Y un día, como por arte de magia, aparece. Sí, el dichoso amor ideal. Te entiende, te escucha, te provoca mariposas y ganas de borrar tu cuenta de Tinder. ¿Final feliz? No tan rápido. Resulta que ahora tú ya no eres el mismo. Te convertiste en ese adulto funcional pero emocionalmente agotado que duda hasta de su reflejo. Ya no sabes si amar o pedir referencias.
El amor llegó… pero tú ahora piensas en “dinámicas de apego”, “regulación emocional” y “no perder tu individualidad”. Te aterra repetir patrones, te da pánico sentir demasiado, y revisas cada mensaje como si fueras el FBI emocional. ¡Ni hablar de entregar el corazón! Ese lo guardaste en un contenedor sellado con triple contraseña emocional.

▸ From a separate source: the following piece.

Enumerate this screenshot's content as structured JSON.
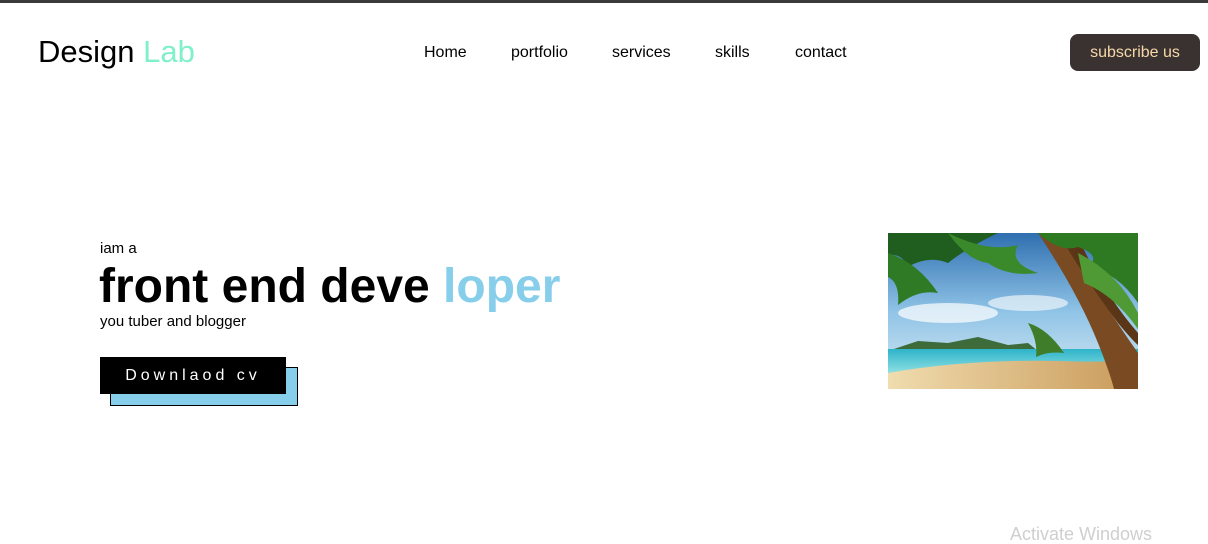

Porque claro, cuando no tenías a nadie, querías a alguien que te abrazara el alma. Pero cuando aparece alguien que lo hace, activas el modo paranoico y te preguntas si no es “demasiado perfecto para ser real”.
Bienvenidos al amor moderno: lleno de inseguridades post-terapia, miedo al ghosting y gente que ama con una mano mientras con la otra sostiene su mochila emocional. Amor de película, sí… pero dirigida por Hitchcock.
Y mientras tanto, ahí estamos. Jugando a no sentir tanto para no perderlo. O mejor dicho: huyendo de lo que siempre soñamos, por si acaso nos sale mal.
Spoiler: probablemente lo arruinemos igual. Pero al menos con estilo.